Kirpicik için için çok öfkelenmiş. Dikenleri diken diken olmuş. O sırada bir ördek görünmüş, suyun içinden kafasını çıkarmış:

-Niye ağlarsın kirpicik?
-Git başımdan ördek kafa! Derdim büyük, çok büyük! Sen anlamazsın.
-Anlat istersen, ben dinlerim, hem belki anlarım.
-Dikenlerim var benim.
-Görüyorum.
-Onları sevmiyorum.
-Ben de sevmedim.
-Çirkinler değil mi?
-Evet berbatlar, hele ki benim parlak tüylerimle kıyaslayınca. Hem her yere ve herkese de batar o dikenler.
-Ah beni anladın sen! Ne iyisin! Arkadaş dediğin senin gibi olur!
-Evet, benim gibi olur. Ben harika bir arkadaşım, herkes için en iyisini kendileri bilmez, ama ben bilirim.
-Sen çok akıllı  bir ördeğe benziyorsun.
-Öyleyim, aklım çok benim. Ben her şeyi bilirim. Aklım herkese yeter. Kirpiyi kirpiden, fareyi fareden iyi bilirim. Ben her şeyi bilirim. Herkes için en iyisini bilirim.
-Bana yardım edebilirsin o zaman belki?
-Tabi ederim. Önce o dikenlerden kurtulman lazım. Seni bir güzel tıraş etmek gerek. Buralarda bir yerlerde bir testere balığı yaşar. Ondan rica edebilirim, az eğilirsin suya, dikenlerini budar. Ne desem yapar, eski arkadaşız biz, bana tapar. Onun  için ne iyiyse onu da ben bilirim. İstersem sizi arkadaş yapar, baktım arıza çıktı hemen sizi bitiririm, tabi iyiliğiniz için. Bana güvenmelisin, ben harika bir arkadaşım, her şeyin en uygununu ben bilirim.
-Tapılmayacak gibi değilsin ki! Herkese lazım senin gibi arkadaş.
-Tamam  sen bekle beni burada, testereciğimi almaya gidiyorum.

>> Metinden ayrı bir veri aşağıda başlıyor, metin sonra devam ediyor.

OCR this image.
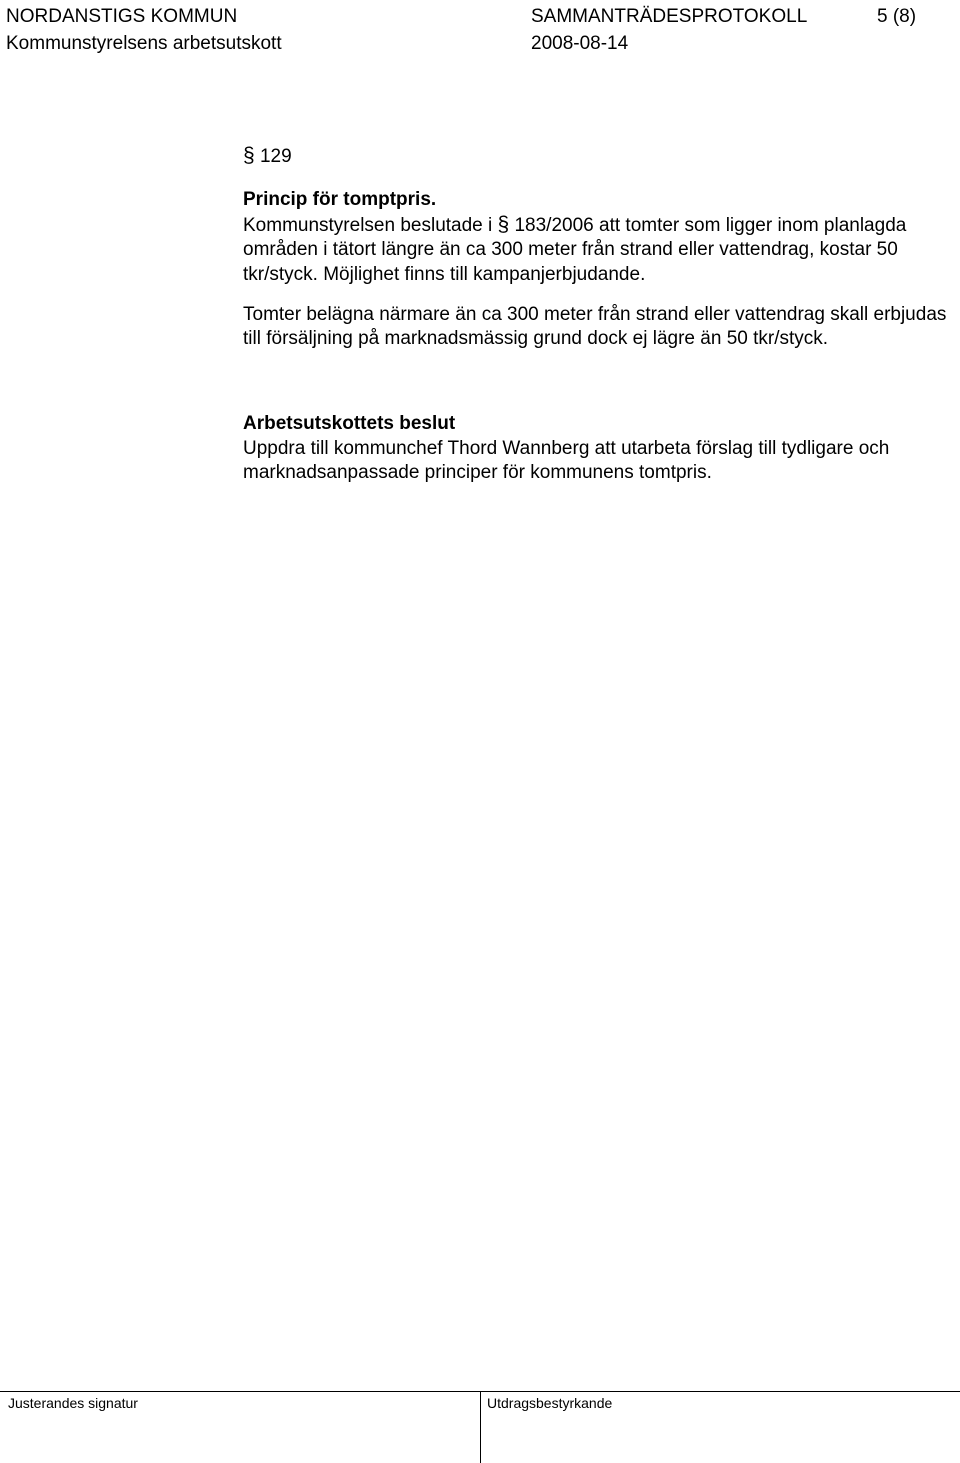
NORDANSTIGS KOMMUN
Kommunstyrelsens arbetsutskott
SAMMANTRÄDESPROTOKOLL
2008-08-14
5 (8)
§ 129
Princip för tomptpris.
Kommunstyrelsen beslutade i § 183/2006 att tomter som ligger inom planlagda områden i tätort längre än ca 300 meter från strand eller vattendrag, kostar 50 tkr/styck. Möjlighet finns till kampanjerbjudande.
Tomter belägna närmare än ca 300 meter från strand eller vattendrag skall erbjudas till försäljning på marknadsmässig grund dock ej lägre än 50 tkr/styck.
Arbetsutskottets beslut
Uppdra till kommunchef Thord Wannberg att utarbeta förslag till tydligare och marknadsanpassade principer för kommunens tomtpris.
Justerandes signatur	Utdragsbestyrkande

Kirpicik beklemeye, beklerken de hayallere koyulmuş. O pis lanet olası dikenlerinden biraz sonra kurtulacağı fikri yüzündeki tebessüme iyice yayılmış.

Derken, harika arkadaş ördeğin kankası testere balığı hop diye suyun içinden fırlamış.
-Hanimiş, ben geldim, burada kesilecek bir şeyler varmış?
-Benim dikenlerim var testere bey. Buyrun hepsini kesin,  kurtulayım bitsin bu diken işi.
-Oy oy oy, bir sürüymüş senin dikenler, lezzetliler mi acaba?
-Bilmem tadına bakan olmadı, değen kaçtı bugüne kadar.
-Az eğil bakayım şu suya, sırtını dön, gözlerini kapa. Ben aç diyene kadar da açma.

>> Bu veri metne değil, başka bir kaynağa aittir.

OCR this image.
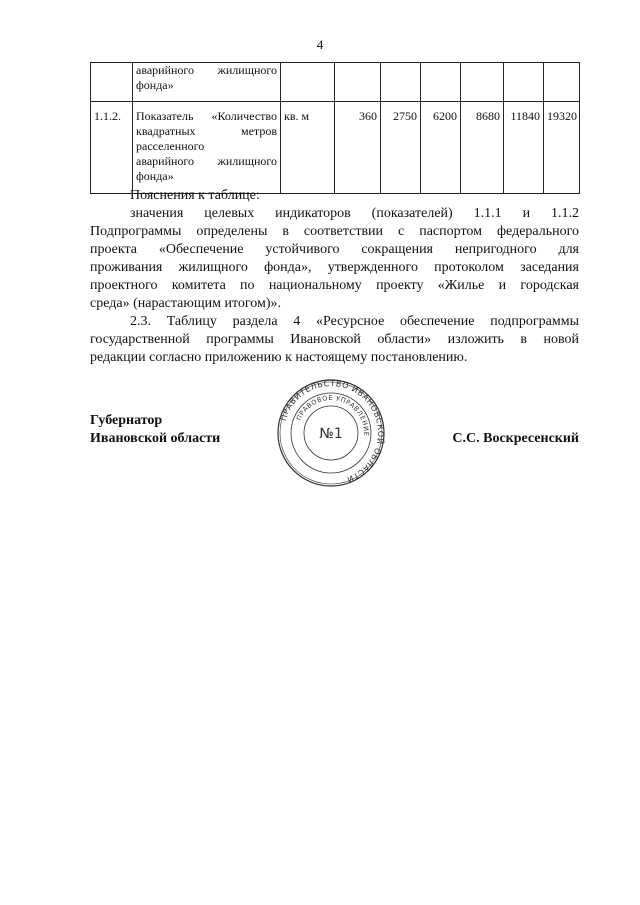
4

	аварийного жилищного
фонда»							

1.1.2.	Показатель «Количество
квадратных метров
расселенного
аварийного жилищного
фонда»	кв. м	360	2750	6200	8680	11840	19320
Пояснения к таблице:
значения целевых индикаторов (показателей) 1.1.1 и 1.1.2
Подпрограммы определены в соответствии с паспортом федерального
проекта «Обеспечение устойчивого сокращения непригодного для
проживания жилищного фонда», утвержденного протоколом заседания
проектного комитета по национальному проекту «Жилье и городская
среда» (нарастающим итогом)».
2.3. Таблицу раздела 4 «Ресурсное обеспечение подпрограммы
государственной программы Ивановской области» изложить в новой
редакции согласно приложению к настоящему постановлению.
Губернатор
Ивановской области	С.С. Воскресенский
ПРАВИТЕЛЬСТВО ИВАНОВСКОЙ ОБЛАСТИ
ПРАВОВОЕ УПРАВЛЕНИЕ
№1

Kirpicik, suya doğru birkaç minik adım atmış,  tam gözlerini kapayacakken, annesi feryat figan ağacın arkasından çıktığı gibi, sanki kirpi değil, adeta tavşan, bir nefes mesafede kendisini kirpiciğinin yanında bulmuş. 

-Seni gidi hergele testere! Defol buradan! Ne sanırsın kendini! Ben senin o testere kafanı delik deşik etmeden git buralardan!

Kirpicik başlamış ağlamaya:
-Anne ya mahvettin her şeyi! Kurtulacaktım şunlardan. Mahvettin…

Annesi öyle bir sarılmış ki kirpiciğe, bir tane dikenine bile aldırmadan. Öyle bir silmiş ki gözyaşlarını yavrusunun hiç kızmadan:

-Ah benim sabırsızım, ah benim güzel bebeğim… Sabredeceksin, büyüyeceksin. Seni sen yapan dikenlerindir, öğreneceksin. Seni gerçekten sevecek olanlar seni dikenlerinle sevecektir, hayatı onlarla beraber çözeceksin.  Sen dikenlerini idare etmeyi öğrenirken, oluşan yaraların merhemini birlikte aradıklarına dost dendiğini öğreneceksin. Senden kaçanların dikenlerinden değil, canlarını yakacak her şeyden kaçanlar olduğunu öğreneceksin, onları da hoş göreceksin. Bir tanem benim, güvenilecek arkadaş  sana duymak istemesen de yüzleşmen gerekenleri  canını yakmamaya çalışarak söyleyebilendir, onları hep yanında tutmak isteyeceksin, duymak istediklerini söyleyenlerle fazla yol alınmayacağını bileceksin. Kimin dost olduğu da ancak seneler sonra anlaşılıyor, sabırla bekleyeceksin.